The lads served up the perfect response to their poor showing against Clare with a performance all Leitrim fans would like to become familiar with. Any time a Leitrim team hits 1-16 you know they were moving well.
With both teams reduced to 14 men before half time the game was going to be an open affair. Carlow kicked hard after their sending off and twice pulled the game back to a point shortly after the restart but some fantastic scores – not to mention a great save from Brendan Flynn, deputising for the injured Cathal McCrann – allowed us the space on the scoreboard to make the available space on the field count in the final ten minutes. While Emlyn once again highlighted his class, the spread of scores was also very welcome, especially James Glancy’s fantastic return to form in front of goals. His 1-1 from play, Leitrim’s first two scores, was the foundation on which the win was built.
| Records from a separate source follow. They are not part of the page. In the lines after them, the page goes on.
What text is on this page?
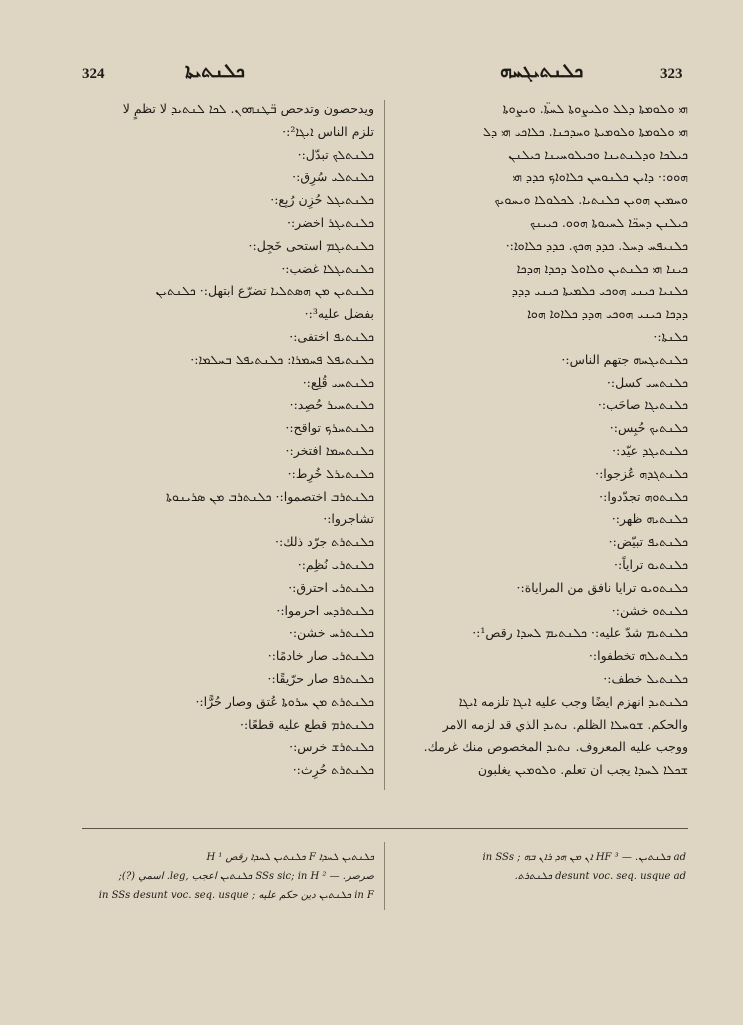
324	ܟܠܢܬܝܬܐ	ܟܠܢܬܝܓܚܗ	323
ويدحصون وتدحص ܒ̈ܛܢܗܘܢ. ܠܟܐ ܠܢܬܝܕ لا تظمٍ لا
تلزم الناس ܐܝܓܐ²:·
ܟܠܢܬܠܟ تبدّل:·
ܟܠܢܬܠܝ سُرِق:·
ܟܠܢܬܝܓܠ حُزِن رُبِع:·
ܟܠܢܬܝܓܪ اخضر:·
ܟܠܢܬܝܓܡ استحى خَجِل:·
ܟܠܢܬܝܓܠܐ غضب:·
ܟܠܢܬܝܢ ܡܢ ܗܣܬܠܝܐ تضرّع ابتهل:· ܟܠܢܬܝܢ
بفضل عليه³:·
ܟܠܢܬܝܦ اختفى:·
ܟܠܢܬܝܦܠ ܦܚܡܪܐ: ܟܠܢܬܝܦܠ ܒܚܠܡܐ:·
ܟܠܢܬܚܝ قُلِع:·
ܟܠܢܬܚܝܪ حُصِد:·
ܟܠܢܬܚܪܟ تواقح:·
ܟܠܢܬܚܡܐ افتخر:·
ܟܠܢܬܝܪܠ خُرِط:·
ܟܠܢܬܪܒ اختصموا:· ܟܠܢܬܪܒ ܡܢ ܣܪܝܢܘܬܐ
تشاجروا:·
ܟܠܢܬܪܬ جرّد ذلك:·
ܟܠܢܬܪܝ نُظِم:·
ܟܠܢܬܪܝ احترق:·
ܟܠܢܬܪܕܚ احرموا:·
ܟܠܢܬܪܚ خشن:·
ܟܠܢܬܪܝ صار خادمًا:·
ܟܠܢܬܪܦ صار حرّيقًا:·
ܟܠܢܬܪܬ ܡܢ ܚܪܘܬܐ عُتق وصار حُرًّا:·
ܟܠܢܬܪܡ قطع عليه قطعًا:·
ܟܠܢܬܪܫ خرس:·
ܟܠܢܬܪܬ حُرِث:·
ܗܝ ܘܠܘܡܬܐ ܕܠܠ ܘܠܝܨܘܬܐ ܠܚܬ̈ܐ. ܘܝܨܘܬܐ
ܗܝ ܘܠܘܡܬܐ ܘܠܘܡܝܬܐ ܘܚܕܟܢܐ. ܟܠܐܟܝ ܗܝ ܕܠ
ܟܝܠܟܐ ܘܕܠܢܬܝܢܐ ܘܟܝܠܘܚܝܢܐ ܟܝܠܢܢ
ܗܘܘ:· ܕܐܝܢ ܟܠܢܘܚܢ ܟܠܐܘܐܟ ܟܕܕ ܗܝ
ܘܚܡܝܢ ܗܘܝܢ ܟܠܢܬܝܐ. ܠܟܠܘܠܐ ܘܝܚܘܝܟ
ܟܝܠܢܢ ܕܚܟ̈ܐ ܠܚܝܘܬܐ ܗܘܘ. ܟܝܝܢܟ
ܟܠܢܝܦܚ ܕܚܠ. ܟܕܕ ܗܟܟ. ܟܕܕ ܟܠܐܘܐ:·
ܟܝܢܐ ܗܝ ܟܠܢܬܝܢ ܘܠܐܘܠ ܕܟܕܐ ܗܕܟܐ
ܟܠܢܝܐ ܟܝܢܝ ܗܘܟܝ ܟܠܡܝܬܐ ܟܝܢܝ ܕܕܕ
ܕܕܟܐ ܟܝܢܝ ܗܘܟܝ ܗܕܕ ܟܠܐܘܐ ܗܘܐ
ܟܠܢܬܐ:·
ܟܠܢܬܝܓܚܗ جتهم الناس:·
ܟܠܢܬܚܝ كسل:·
ܟܠܢܬܝܓܐ صاحَب:·
ܟܠܢܬܝܟ حُبِس:·
ܟܠܢܬܝܓܕ عيّد:·
ܟܠܢܬܓܕܗ عُزجوا:·
ܟܠܢܬܘܗ تجدّدوا:·
ܟܠܢܬܝܗ ظهر:·
ܟܠܢܬܝܦ تبيّض:·
ܟܠܢܬܝܘ تراياً:·
ܟܠܢܬܘܝܘ ترايا نافق من المراياة:·
ܟܠܢܬܘ خشن:·
ܟܠܢܬܝܡ شدّ عليه:· ܟܠܢܬܝܡ ܠܚܕܐ رقص¹:·
ܟܠܢܬܝܠܗ تخطفوا:·
ܟܠܢܬܝܠ خطف:·
ܟܠܢܬܝܕ انهزم ايضًا وجب عليه ܐܝܓܐ تلزمه ܐܝܓܐ
والحكم. ܫܘܚܠܐ الظلم. ܢܬܝܕ الذي قد لزمه الامر
ووجب عليه المعروف. ܢܬܝܕ المخصوص منك غرمك.
ܫܟܠܐ ܠܚܕܐ يجب ان تعلم. ܘܠܘܡܝܢ يغلبون
ܟܠܢܬܝܢ ܠܚܕܐ F ܟܠܢܬܝܢ ܠܚܕܐ رقص H ¹
صرصر. — ² SSs sic; in H ܟܠܢܬܝܢ اعجب ,leg. اسمي (?);
in F ܟܠܢܬܝܢ دين حكم عليه ; in SSs desunt voc. seq. usque
ad ܟܠܢܬܝܢ. — ³ HF ܐܢ ܡܢ ܗܕ ܪܐܢ ܒܗ ; in SSs
desunt voc. seq. usque ad ܟܠܢܬܪܬ.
We may still rue the home loss to Clare but with Limerick continuing their unbeaten run we remain very much in with a shout for promotion. Coming back with a seriously improved performance after the three-week league break shows the Leitrim management can have an impact when they have time to work with the lads. They proved as much last year when they turned the championship year around following the mauling at the hands of Mayo. The challenge now is to drill some more consistency into their play.
Another run like the FBD – with four wins on the trot –and we could be playing our last game with promotion as the prize. We’re a long way off that yet, but Sunday’s game showed some real Spring shoots that should be nurtured and encouraged to grow.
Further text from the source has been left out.